Compass Group announces landmark policy to purchase sustainable seafood

Monterey Bay Aquarium's 'Seafood Watch' praises foodservice provider's commitment to protect threatened fish supply

Compass Group USA Wednesday announced a major policy to shift the company’s purchases away from threatened fish species and toward sustainably sourced supplies.

The new policy will impact approximately one million pounds of fish purchased annually by Compass Group.

Under the policy, scheduled to begin implementation on March 1, Compass Group will replace Atlantic cod, a species which leading conservationists have recommended consumers to avoid, with more the environmentally-sound Pacific cod, pollock and other alternatives.

Compass Group also plans to seek ways to decrease its use of shrimp and salmon that are farmed in an unsustainable manner. These two species are extremely popular with consumers but are of concern to environmentalists.

The company will eliminate all other ‘Avoid’ species from the Monterey Bay Aquarium’s Seafood Watch list, and increase its use of ‘Best Choices.’

Charlotte-based Compass Group, The Americas Division is the largest contract foodservice company with $7.5 billion in revenues. It is the largest food service company ever to introduce sustainable seafood purchasing as policy on this scale.

"Compass Group is proud to embrace a sustainable seafood policy that will support the health of our oceans.
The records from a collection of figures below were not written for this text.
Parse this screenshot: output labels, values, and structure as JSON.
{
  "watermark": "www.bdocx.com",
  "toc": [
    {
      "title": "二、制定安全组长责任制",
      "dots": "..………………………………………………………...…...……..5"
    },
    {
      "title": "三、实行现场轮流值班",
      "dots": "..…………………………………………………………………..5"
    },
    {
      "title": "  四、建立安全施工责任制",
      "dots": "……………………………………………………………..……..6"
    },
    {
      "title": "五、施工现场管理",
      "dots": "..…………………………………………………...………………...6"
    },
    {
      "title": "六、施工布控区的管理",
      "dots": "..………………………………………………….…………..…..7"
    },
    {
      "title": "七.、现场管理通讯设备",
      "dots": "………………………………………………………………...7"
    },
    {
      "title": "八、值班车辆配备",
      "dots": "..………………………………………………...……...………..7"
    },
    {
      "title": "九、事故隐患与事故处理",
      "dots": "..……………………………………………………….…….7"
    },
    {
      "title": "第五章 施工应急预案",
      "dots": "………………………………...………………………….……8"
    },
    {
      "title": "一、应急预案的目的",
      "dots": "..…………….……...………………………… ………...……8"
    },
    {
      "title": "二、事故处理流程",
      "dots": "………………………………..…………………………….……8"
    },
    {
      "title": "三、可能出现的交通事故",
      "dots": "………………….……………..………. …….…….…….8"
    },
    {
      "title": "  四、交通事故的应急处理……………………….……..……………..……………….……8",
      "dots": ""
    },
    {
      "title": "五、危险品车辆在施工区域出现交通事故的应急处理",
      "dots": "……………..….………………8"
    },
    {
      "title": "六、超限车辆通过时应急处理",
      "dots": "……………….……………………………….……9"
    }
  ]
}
When we learned about the significant impact that our purchasing shift could make, it was clear that this was the right thing to do," said Gary Green, chief executive officer of Compass Group, The Americas Division.
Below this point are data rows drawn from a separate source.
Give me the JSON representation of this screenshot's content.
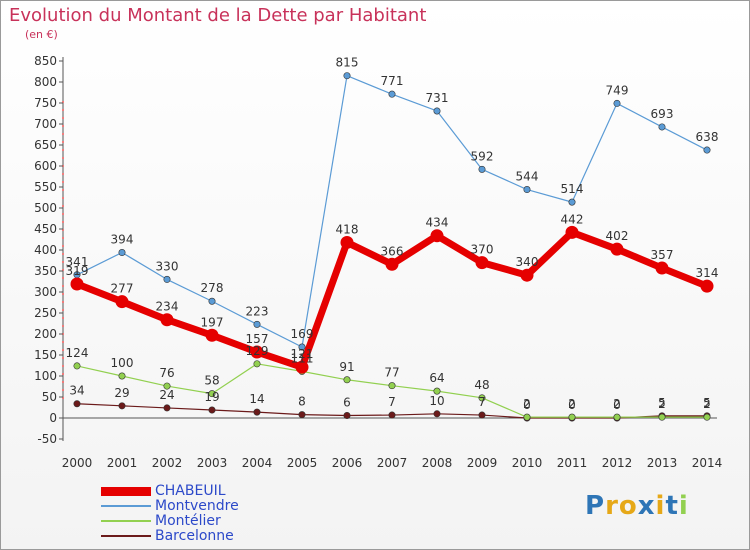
{
  "chart_data": {
    "type": "line",
    "title": "Evolution du Montant de la Dette par Habitant",
    "subtitle": "(en €)",
    "xlabel": "",
    "ylabel": "",
    "x": [
      "2000",
      "2001",
      "2002",
      "2003",
      "2004",
      "2005",
      "2006",
      "2007",
      "2008",
      "2009",
      "2010",
      "2011",
      "2012",
      "2013",
      "2014"
    ],
    "ylim": [
      -50,
      850
    ],
    "yticks": [
      "850",
      "800",
      "750",
      "700",
      "650",
      "600",
      "550",
      "500",
      "450",
      "400",
      "350",
      "300",
      "250",
      "200",
      "150",
      "100",
      "50",
      "0",
      "-50"
    ],
    "grid": false,
    "legend_position": "bottom-left",
    "series": [
      {
        "name": "CHABEUIL",
        "color": "#e50000",
        "values": [
          319,
          277,
          234,
          197,
          157,
          121,
          418,
          366,
          434,
          370,
          340,
          442,
          402,
          357,
          314
        ]
      },
      {
        "name": "Montvendre",
        "color": "#5b9bd5",
        "values": [
          341,
          394,
          330,
          278,
          223,
          169,
          815,
          771,
          731,
          592,
          544,
          514,
          749,
          693,
          638
        ]
      },
      {
        "name": "Montélier",
        "color": "#92d050",
        "values": [
          124,
          100,
          76,
          58,
          129,
          111,
          91,
          77,
          64,
          48,
          2,
          2,
          2,
          2,
          2
        ]
      },
      {
        "name": "Barcelonne",
        "color": "#6b1a1a",
        "values": [
          34,
          29,
          24,
          19,
          14,
          8,
          6,
          7,
          10,
          7,
          0,
          0,
          0,
          5,
          5
        ]
      }
    ]
  },
  "logo": {
    "text": "Proxiti",
    "letter_colors": [
      "#2e75b6",
      "#e6a817",
      "#e6a817",
      "#2e75b6",
      "#e6a817",
      "#2e75b6",
      "#92d050"
    ]
  }
}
Bon Appetit Management Company, also owned by Compass Group, has been an influence in leading the industry to adopt sustainable food sourcing policies, the company said.

Palo Alto, Calif.-based Bon Appetit is an onsite restaurant company offering full food service management by providing cafe and catering service to corporations, universities and specialty venues. Bon Appetit has more than 190 cafes in 26 states, including Yahoo!, Cisco Systems and Oracle Corporation.

Bon Appetit’s 2003 policy on antibiotic use in chicken led to Compass’s 2005 announcement about antibiotic reduction in pork.

"This seafood purchasing policy represents a commitment of unprecedented scale in the food service industry," said Fedele Bauccio, chief executive officer of Bon Appetit.

The implementation of the sustainable seafood program within Compass Group, including the development of purchasing standards, internal compliance mechanisms, and chef training, will be managed by the Packard Foundation-funded Making Waves Project, a non-profit partnership between the Monterey Bay Aquarium’s Seafood Watch Program and the Bon Appetit Management Company Foundation.

"We applaud Compass Group North America for its leadership," said Mike Sutton, director of the Monterey Bay Aquarium’s Center for the Future of the Oceans, which oversees the aquarium’s Seafood Watch program. "Its commitment, and a similar decision by major food retailer Wal-Mart, is a significant step toward transformation of the seafood market in ways that support sustainable fisheries and healthy ocean ecosystems."

The conservation-driven mission of the Seafood Watch program is to empower consumers and businesses to make choices for healthy oceans. Seafood Watch publishes lists of seafood that are best choices, good alternatives and species to avoid. The goal of the Bon Appetit Management Company Foundation is to transform purchasing practices of the food services industry in ways that respect the global environment and traditional economies.

The policy is expected to be fully implemented within three years, the company said.